Here we can see that one complete curve of \[y=\sin x\] that is above the line \[y=-\dfrac{1}{2}\] is located between that points A and B where the co – ordinates of points are \[A\left( \dfrac{-\pi }{6},\dfrac{-1}{2} \right),B\left( \dfrac{7\pi }{6},\dfrac{-1}{2} \right)\]
So, we can say that the exact solution lies between these points.
So, by converting the above statement into mathematical inequality we get
\[\Rightarrow \dfrac{-\pi }{6} < x < \dfrac{7\pi }{6}\]
We know that the general solution of sine function is given by adding the \[2n\pi \]where \['n'\] is an integer to exact solution because the period of the sine function is \[2\pi \]
So, by adding the \[2n\pi \] in above equation we get
\[\Rightarrow 2n\pi -\dfrac{\pi }{6} < x < 2n\pi +\dfrac{7\pi }{6};n\in \mathbb{Z}\]
So, option (d) is the correct answer.

Note: We can find the exact solution without using the graph theory.
We are given the inequality that is
\[\sin x > -\dfrac{1}{2}\]
We know that the sine function is negative in the third and fourth quadrants.
So, we can take one value in this and one value in the fourth quadrant such that \[\sin x=-\dfrac{1}{2}\] and then we can change it into inequality by taking the value of \['x'\] between those two values.

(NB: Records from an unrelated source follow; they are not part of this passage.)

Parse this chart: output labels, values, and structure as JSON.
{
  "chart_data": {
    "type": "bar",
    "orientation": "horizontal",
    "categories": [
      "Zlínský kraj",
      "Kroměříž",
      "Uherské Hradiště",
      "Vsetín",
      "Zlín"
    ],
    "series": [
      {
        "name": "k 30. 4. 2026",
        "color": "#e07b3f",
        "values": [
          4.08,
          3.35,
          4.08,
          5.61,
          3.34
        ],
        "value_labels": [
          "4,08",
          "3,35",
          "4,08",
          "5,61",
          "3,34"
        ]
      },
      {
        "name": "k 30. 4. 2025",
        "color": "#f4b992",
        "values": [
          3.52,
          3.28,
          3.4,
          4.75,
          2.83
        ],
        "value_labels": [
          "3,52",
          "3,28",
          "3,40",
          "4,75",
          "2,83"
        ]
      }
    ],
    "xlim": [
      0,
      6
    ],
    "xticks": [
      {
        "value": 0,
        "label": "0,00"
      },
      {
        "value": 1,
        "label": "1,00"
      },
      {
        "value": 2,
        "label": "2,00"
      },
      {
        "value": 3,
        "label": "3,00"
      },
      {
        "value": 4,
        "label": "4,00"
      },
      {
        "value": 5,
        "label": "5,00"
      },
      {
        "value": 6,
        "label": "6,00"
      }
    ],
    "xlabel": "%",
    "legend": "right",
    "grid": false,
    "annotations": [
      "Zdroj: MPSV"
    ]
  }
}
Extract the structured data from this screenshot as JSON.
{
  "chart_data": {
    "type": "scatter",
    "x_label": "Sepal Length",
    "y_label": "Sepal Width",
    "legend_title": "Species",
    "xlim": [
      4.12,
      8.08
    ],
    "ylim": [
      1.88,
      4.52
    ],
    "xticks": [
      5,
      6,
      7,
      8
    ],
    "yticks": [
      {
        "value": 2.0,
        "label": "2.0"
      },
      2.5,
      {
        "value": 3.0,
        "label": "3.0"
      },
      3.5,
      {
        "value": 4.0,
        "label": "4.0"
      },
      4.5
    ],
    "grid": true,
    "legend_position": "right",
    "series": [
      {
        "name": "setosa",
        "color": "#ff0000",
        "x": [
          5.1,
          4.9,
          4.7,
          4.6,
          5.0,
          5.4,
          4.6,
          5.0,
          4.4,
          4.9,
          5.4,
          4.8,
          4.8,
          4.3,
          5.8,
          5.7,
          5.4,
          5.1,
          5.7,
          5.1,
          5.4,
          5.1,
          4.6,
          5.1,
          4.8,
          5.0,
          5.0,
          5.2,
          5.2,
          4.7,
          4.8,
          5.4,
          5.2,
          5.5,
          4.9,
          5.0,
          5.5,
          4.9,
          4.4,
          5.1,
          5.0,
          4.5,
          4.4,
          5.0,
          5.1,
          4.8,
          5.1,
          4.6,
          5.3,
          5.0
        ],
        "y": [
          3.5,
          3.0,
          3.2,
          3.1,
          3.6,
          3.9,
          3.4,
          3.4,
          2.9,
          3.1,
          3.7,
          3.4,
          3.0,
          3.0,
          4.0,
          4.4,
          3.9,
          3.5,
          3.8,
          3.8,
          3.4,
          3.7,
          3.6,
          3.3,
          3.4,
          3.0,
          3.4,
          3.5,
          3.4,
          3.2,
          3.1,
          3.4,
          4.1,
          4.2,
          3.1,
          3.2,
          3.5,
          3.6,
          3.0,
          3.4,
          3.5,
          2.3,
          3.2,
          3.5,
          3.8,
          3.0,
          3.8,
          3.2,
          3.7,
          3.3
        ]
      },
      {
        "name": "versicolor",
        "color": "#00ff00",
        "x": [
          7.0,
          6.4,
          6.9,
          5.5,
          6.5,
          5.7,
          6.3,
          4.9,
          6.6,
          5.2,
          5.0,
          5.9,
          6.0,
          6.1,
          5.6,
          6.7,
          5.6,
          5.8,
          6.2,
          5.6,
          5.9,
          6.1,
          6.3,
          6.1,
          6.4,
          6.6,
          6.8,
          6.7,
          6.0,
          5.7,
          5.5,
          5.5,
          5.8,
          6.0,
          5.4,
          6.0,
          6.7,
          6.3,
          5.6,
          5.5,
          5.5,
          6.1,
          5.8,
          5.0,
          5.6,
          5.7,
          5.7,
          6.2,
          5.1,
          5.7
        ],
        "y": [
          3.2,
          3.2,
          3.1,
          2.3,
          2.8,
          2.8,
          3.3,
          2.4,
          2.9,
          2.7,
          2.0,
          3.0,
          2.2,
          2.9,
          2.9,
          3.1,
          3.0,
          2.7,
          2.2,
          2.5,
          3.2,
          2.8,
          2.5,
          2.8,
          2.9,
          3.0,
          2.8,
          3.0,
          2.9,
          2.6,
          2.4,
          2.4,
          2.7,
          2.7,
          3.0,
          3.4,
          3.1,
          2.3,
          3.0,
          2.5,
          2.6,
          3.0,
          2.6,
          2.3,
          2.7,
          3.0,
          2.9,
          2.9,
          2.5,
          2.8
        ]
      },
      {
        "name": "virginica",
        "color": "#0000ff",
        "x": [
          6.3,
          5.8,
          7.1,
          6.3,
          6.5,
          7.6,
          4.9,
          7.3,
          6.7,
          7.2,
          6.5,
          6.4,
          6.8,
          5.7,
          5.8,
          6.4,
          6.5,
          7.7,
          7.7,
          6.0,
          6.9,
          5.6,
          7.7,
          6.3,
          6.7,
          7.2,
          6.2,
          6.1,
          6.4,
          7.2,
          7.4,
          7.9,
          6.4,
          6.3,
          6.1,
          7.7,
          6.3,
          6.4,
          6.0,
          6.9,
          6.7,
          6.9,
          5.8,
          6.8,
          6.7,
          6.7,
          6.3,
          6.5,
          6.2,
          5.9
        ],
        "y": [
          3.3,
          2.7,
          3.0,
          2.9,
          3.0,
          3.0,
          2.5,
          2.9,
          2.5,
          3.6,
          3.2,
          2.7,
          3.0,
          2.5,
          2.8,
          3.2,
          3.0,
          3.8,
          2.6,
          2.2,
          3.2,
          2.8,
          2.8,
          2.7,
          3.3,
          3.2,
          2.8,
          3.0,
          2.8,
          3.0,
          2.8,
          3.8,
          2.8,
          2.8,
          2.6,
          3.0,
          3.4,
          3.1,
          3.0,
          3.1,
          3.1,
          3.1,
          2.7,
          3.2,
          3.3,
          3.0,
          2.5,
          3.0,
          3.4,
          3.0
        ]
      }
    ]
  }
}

We know that if \[\sin x=-\dfrac{1}{2}\] then \[x=\dfrac{-\pi }{6}\] is solution in fourth quadrant and \[x=\dfrac{7\pi }{6}\] in third quadrant.
So, we can take the inequality as
\[\Rightarrow \dfrac{-\pi }{6} < x < \dfrac{7\pi }{6}\]
So, by adding the \[2n\pi \] in the above equation we get
\[\Rightarrow 2n\pi -\dfrac{\pi }{6} < x < 2n\pi +\dfrac{7\pi }{6};n\in \mathbb{Z}\]
So, option (d) is the correct answer.